Ils avaient réussi à rendre Val-en-Père plus touristique qu'avant en le faisant connaître en tant que village éco-responsable. Les petits vieux devaient se demander ce qui s'était passé dans leur bon vieux village, avec toutes ces personnes tout droit sorties de Woodstock. J'avais pour ma part l'impression d'avoir fait un bond en arrière dans le temps, et que la vie telle que je la connaissais n'avait jamais existé, ou du moins n'était qu'un lointain souvenir. Où était la modernité, la mode, la superficialité, mais aussi la méchanceté, la violence, et les soucis ?

J'arrivais là, et me sentais perdue dans cet endroit que je connaissais par cœur autrefois. J'allais devoir me le réapprivoiser et apprendre à connaître ces nouveaux habitants. Je dis "nouveaux", mais la "nouvelle" c'était moi. Même si je connaissais le village depuis plus longtemps qu'eux, ils y vivaient à longueur d'année, c'était chez eux. C'était à moi de m'adapter à eux, pas l'inverse.


Léonie m'avait installée dans une chambre qu'elle venait de rénover. C'était en fait l'ancien grenier qu'elle avait fait transformer en suite parentale. J'y avais ma propre salle de bains, mon dressing et même un coin lecture avec des fauteuils douillets, une table basse et une lampe de sel qui diffusait une lumière chaude et garantissait une ambiance des plus agréables. Je m'imaginais déjà, avec un bon livre à la main, en train de savourer une tasse fumante de thé parfumé au citron, avant d'aller me coucher. De la fenêtre j'avais vue sur tout le vallon, et les collines environnantes. Des champs de lavandes s'étendaient jusqu'à l'horizon. J'avais devant les yeux une carte postale somptueuse. J'avais tout le confort et l'intimité nécessaires. La chambre de Léonie était au rez-de-chaussée et à l'autre bout de la maison, trop éloignée de la mienne pour que l'on puisse se déranger l'une l'autre.

La première semaine, elle m'avait laissée libre de faire ce que j'avais envie de faire. Nous nous retrouvions le soir pour les repas et pour faire une partie de cartes après le dîner, mais le reste du temps elle allait rendre visite à des amis, elle jardinait ou allait se balader. Elle ne me rendait pas de compte. Elle vivait seule depuis des années, alors elle n'avait pas forcément envie que je sois sur son dos à longueur de journée. Ca m'arrangeait d'ailleurs. J'en avais profité pour me balader dans les alentours, et faire quelques promenades que je savais pas trop difficiles. J'essayais de reprendre mes repères.
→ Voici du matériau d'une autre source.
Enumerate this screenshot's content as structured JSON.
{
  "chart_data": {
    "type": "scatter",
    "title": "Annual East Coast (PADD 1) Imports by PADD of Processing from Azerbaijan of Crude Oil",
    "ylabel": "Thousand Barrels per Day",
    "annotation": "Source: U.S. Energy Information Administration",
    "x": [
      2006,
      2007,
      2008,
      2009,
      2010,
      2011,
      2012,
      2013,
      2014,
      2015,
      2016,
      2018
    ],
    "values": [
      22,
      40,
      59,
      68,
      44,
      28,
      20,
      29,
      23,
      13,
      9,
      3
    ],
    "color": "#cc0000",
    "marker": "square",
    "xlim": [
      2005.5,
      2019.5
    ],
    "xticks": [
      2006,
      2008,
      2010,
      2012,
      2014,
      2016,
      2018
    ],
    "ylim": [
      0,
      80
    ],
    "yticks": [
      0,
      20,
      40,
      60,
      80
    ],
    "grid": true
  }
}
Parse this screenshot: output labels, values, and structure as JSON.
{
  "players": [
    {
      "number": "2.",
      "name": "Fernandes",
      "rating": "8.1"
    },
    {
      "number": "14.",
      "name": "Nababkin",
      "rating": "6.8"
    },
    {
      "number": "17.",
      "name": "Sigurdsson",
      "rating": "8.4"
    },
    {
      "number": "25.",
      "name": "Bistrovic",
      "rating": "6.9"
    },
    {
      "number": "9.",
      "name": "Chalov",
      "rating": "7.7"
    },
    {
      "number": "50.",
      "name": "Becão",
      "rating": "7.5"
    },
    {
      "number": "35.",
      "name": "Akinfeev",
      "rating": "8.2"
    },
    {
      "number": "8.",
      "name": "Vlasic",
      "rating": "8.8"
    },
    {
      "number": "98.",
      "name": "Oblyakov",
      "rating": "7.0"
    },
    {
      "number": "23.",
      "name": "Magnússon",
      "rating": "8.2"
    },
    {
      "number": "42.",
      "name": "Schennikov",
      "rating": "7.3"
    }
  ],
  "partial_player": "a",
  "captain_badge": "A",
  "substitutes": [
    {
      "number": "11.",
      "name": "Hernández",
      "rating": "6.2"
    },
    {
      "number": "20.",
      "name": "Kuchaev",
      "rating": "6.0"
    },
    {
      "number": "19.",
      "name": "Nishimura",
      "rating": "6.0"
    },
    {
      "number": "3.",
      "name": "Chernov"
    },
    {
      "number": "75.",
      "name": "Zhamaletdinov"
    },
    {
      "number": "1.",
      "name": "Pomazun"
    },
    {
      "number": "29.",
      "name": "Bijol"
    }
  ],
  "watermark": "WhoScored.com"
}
Je n'avais pas pris le temps de discuter avec les habitants, mais je les observais. J'étais bien trop timide pour les aborder sans raison. Et puis ils étaient tellement différents de moi. J'avais l'impression d'avoir utilisé une machine à remonter dans le temps, et que j'étais arrivée dans une tout autre époque, où on laissait les bambins se balader nus, avec des chèvres, sur les routes et sans surveillance, sans se faire aucun souci pour eux, pendant que les parents fabriquaient des colliers en perle d'Ambre ou bien des sculptures à l'occasion d'atelier poterie. Ils pouvaient laisser leurs affaires en plein milieu du village, ils savaient que personne ne les volerait. Je me souviens d'une fois où avec mes cousins on avait trouvé dans le sable du jardin d'enfants des skateboards enterrés. On les avait pris avec nous des jours durant, et on les avait redéposés avant de partir. Leurs propriétaires les avaient repris comme si de rien n'était.

On me regardait avec amusement et timidité parfois. Les jeunes garçons me regardaient en rougissant, et j'avais l'impression d'être la plus belle fille du village à leurs yeux; bien qu'il y en ait eu de très jolies. J'étais tout simplement une étrangère et je les intriguais. J'appréciais d'être regardée ainsi, moi qui semblait si banale dans ma ville d'origine. Ils étaient même trop gênés pour me dire bonjour, et comme je n'étais pas plus extravertie qu'eux, nous nous croisions sans nous dire un mot. Mon expérience avec Pierre me faisait dire que c'était dans la nature des habitants de Val-en-Père. Et de tous les petits villages même.

Quand ma semaine d'observation fût finie, Léonie m'annonça qu'elle m'avait trouvé du travail chez une de ses amies. Ca m'avait énervée sur le coup qu'elle puisse se mêler de ma vie. Mais je ne l'avais pas montré. Comble de tout, elle l'avait invitée à dîner le soir même, avec son mari et ses enfants...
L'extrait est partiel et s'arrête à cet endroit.